Traumatic brain injury is often classified as follows: 

  • Severe, with GCS 3 to 8
  • Moderate, with GCS 9 to 12
  • Mild, with GCS 13 to 15

Glasgow Coma Scale Pupils Score

The Glasgow Coma Scale Pupils Score (GCS-P) was described by Paul Brennan, Gordon Murray, and Graham Teasdale in 2018 as a strategy to combine the two key indicators of the severity of traumatic brain injury into a single simple index. 

The GCS-P is calculated by subtracting the Pupil Reactivity Score (PRS) from the Glasgow Coma Scale (GCS) total score:

  • GCS-P = GCS – PRS

The Pupil Reactivity Score is calculated as follows.
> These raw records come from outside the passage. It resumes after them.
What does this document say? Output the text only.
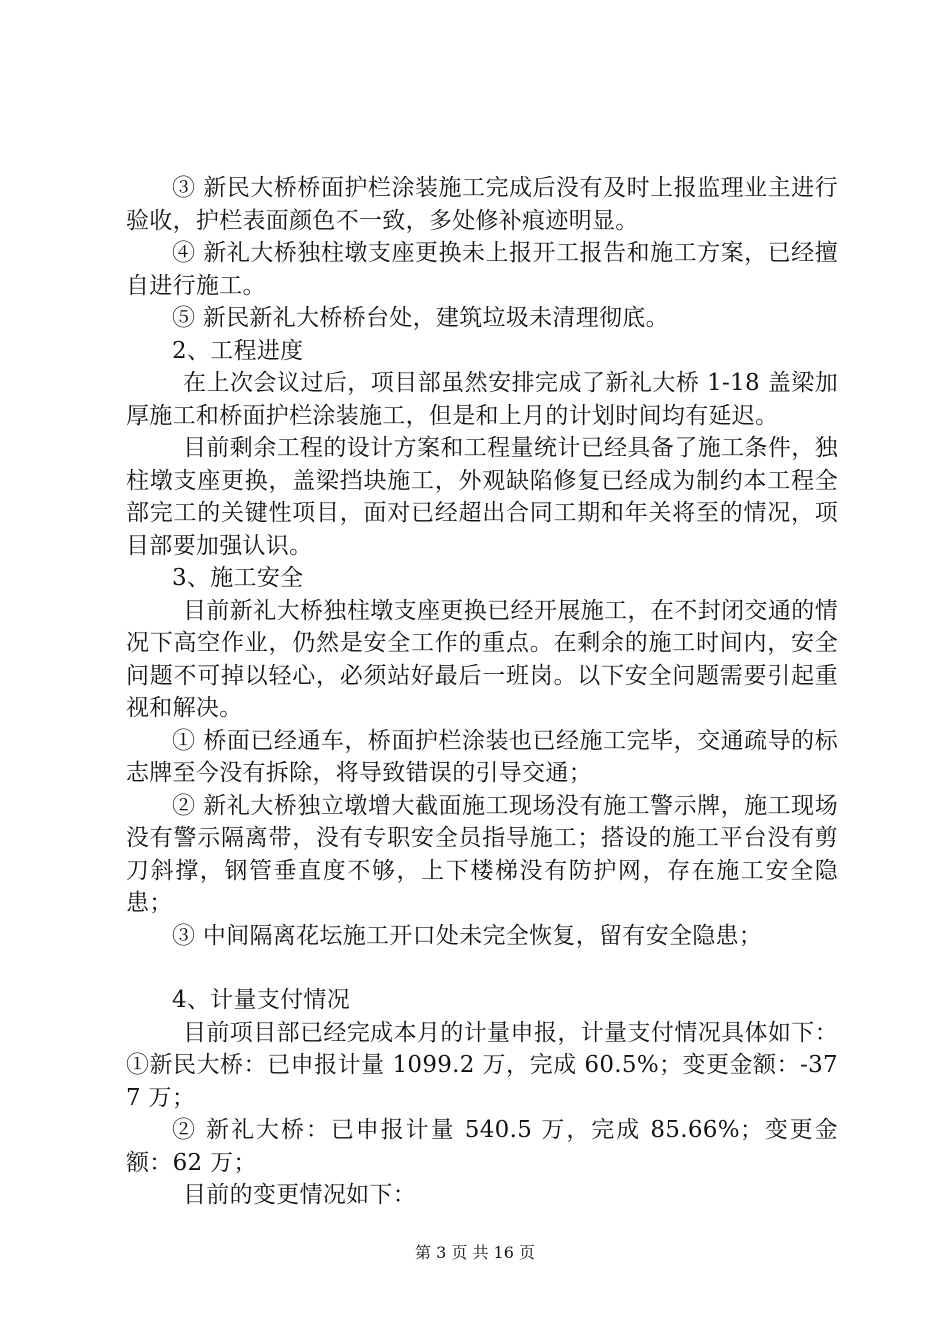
③ 新民大桥桥面护栏涂装施工完成后没有及时上报监理业主进行验收，护栏表面颜色不一致，多处修补痕迹明显。

④ 新礼大桥独柱墩支座更换未上报开工报告和施工方案，已经擅自进行施工。

⑤ 新民新礼大桥桥台处，建筑垃圾未清理彻底。

2、工程进度

在上次会议过后，项目部虽然安排完成了新礼大桥 1-18 盖梁加厚施工和桥面护栏涂装施工，但是和上月的计划时间均有延迟。

目前剩余工程的设计方案和工程量统计已经具备了施工条件，独柱墩支座更换，盖梁挡块施工，外观缺陷修复已经成为制约本工程全部完工的关键性项目，面对已经超出合同工期和年关将至的情况，项目部要加强认识。

3、施工安全

目前新礼大桥独柱墩支座更换已经开展施工，在不封闭交通的情况下高空作业，仍然是安全工作的重点。在剩余的施工时间内，安全问题不可掉以轻心，必须站好最后一班岗。以下安全问题需要引起重视和解决。

① 桥面已经通车，桥面护栏涂装也已经施工完毕，交通疏导的标志牌至今没有拆除，将导致错误的引导交通；

② 新礼大桥独立墩增大截面施工现场没有施工警示牌，施工现场没有警示隔离带，没有专职安全员指导施工；搭设的施工平台没有剪刀斜撑，钢管垂直度不够，上下楼梯没有防护网，存在施工安全隐患；

③ 中间隔离花坛施工开口处未完全恢复，留有安全隐患；

4、计量支付情况

目前项目部已经完成本月的计量申报，计量支付情况具体如下：①新民大桥：已申报计量 1099.2 万，完成 60.5%；变更金额：-377 万；

② 新礼大桥：已申报计量 540.5 万，完成 85.66%；变更金额：62 万；

目前的变更情况如下：

第 3 页 共 16 页
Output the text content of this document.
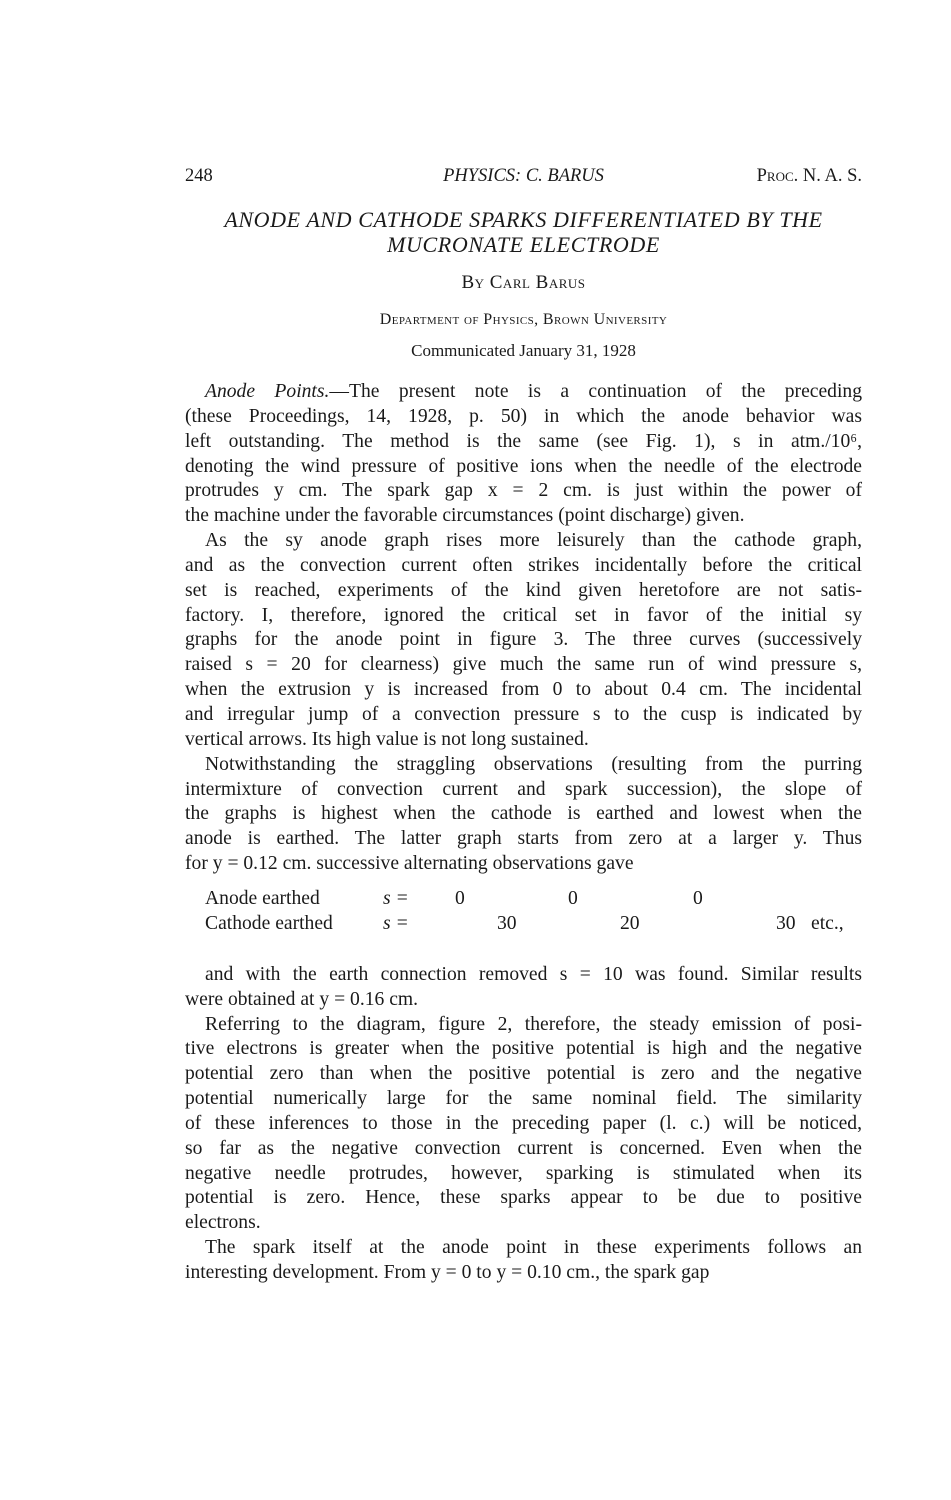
248	PHYSICS: C. BARUS	Proc. N. A. S.
ANODE AND CATHODE SPARKS DIFFERENTIATED BY THE
MUCRONATE ELECTRODE
By Carl Barus
Department of Physics, Brown University
Communicated January 31, 1928
Anode Points.—The present note is a continuation of the preceding
(these Proceedings, 14, 1928, p. 50) in which the anode behavior was
left outstanding. The method is the same (see Fig. 1), s in atm./10⁶,
denoting the wind pressure of positive ions when the needle of the electrode
protrudes y cm. The spark gap x = 2 cm. is just within the power of
the machine under the favorable circumstances (point discharge) given.
As the sy anode graph rises more leisurely than the cathode graph,
and as the convection current often strikes incidentally before the critical
set is reached, experiments of the kind given heretofore are not satis-
factory. I, therefore, ignored the critical set in favor of the initial sy
graphs for the anode point in figure 3. The three curves (successively
raised s = 20 for clearness) give much the same run of wind pressure s,
when the extrusion y is increased from 0 to about 0.4 cm. The incidental
and irregular jump of a convection pressure s to the cusp is indicated by
vertical arrows. Its high value is not long sustained.
Notwithstanding the straggling observations (resulting from the purring
intermixture of convection current and spark succession), the slope of
the graphs is highest when the cathode is earthed and lowest when the
anode is earthed. The latter graph starts from zero at a larger y. Thus
for y = 0.12 cm. successive alternating observations gave
Anode earthed	s = 0	0	0
Cathode earthed	s =	30	20	30 etc.,
and with the earth connection removed s = 10 was found. Similar results
were obtained at y = 0.16 cm.
Referring to the diagram, figure 2, therefore, the steady emission of posi-
tive electrons is greater when the positive potential is high and the negative
potential zero than when the positive potential is zero and the negative
potential numerically large for the same nominal field. The similarity
of these inferences to those in the preceding paper (l. c.) will be noticed,
so far as the negative convection current is concerned. Even when the
negative needle protrudes, however, sparking is stimulated when its
potential is zero. Hence, these sparks appear to be due to positive
electrons.
The spark itself at the anode point in these experiments follows an
interesting development. From y = 0 to y = 0.10 cm., the spark gap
Pupils unreactive to light - Pupil Reactivity Score

  • Both pupils - 2
  • One pupil - 1
  • Neither pupil - 0

Other Issues

Some authors have raised a concern about poor inter-rater reliability and lack of prognostic utility of the Glasgow Coma Scale. Although there is no agreed-upon alternative, newer scores such as the FOUR score have also been developed as improvements to the Glasgow Coma Scale. "FOUR" in this context is an acronym for "Full Outline of UnResponsiveness." It was developed by Dr. Eelco F.M. Wijdicks and colleagues at the Mayo Clinic in Rochester, Minnesota.

The FOUR Score is a 17-point scale (with potential scores ranging from 0 to 16). Decreasing FOUR Score is associated with worsening level of consciousness.

  • The FOUR Score assesses four domains of neurological function: eye responses, motor responses, brainstem reflexes, and breathing pattern.
  • The FOUR score may have a better sensitivity, specificity, accuracy and positive predictive value as compared to the Glasgow Coma Scale.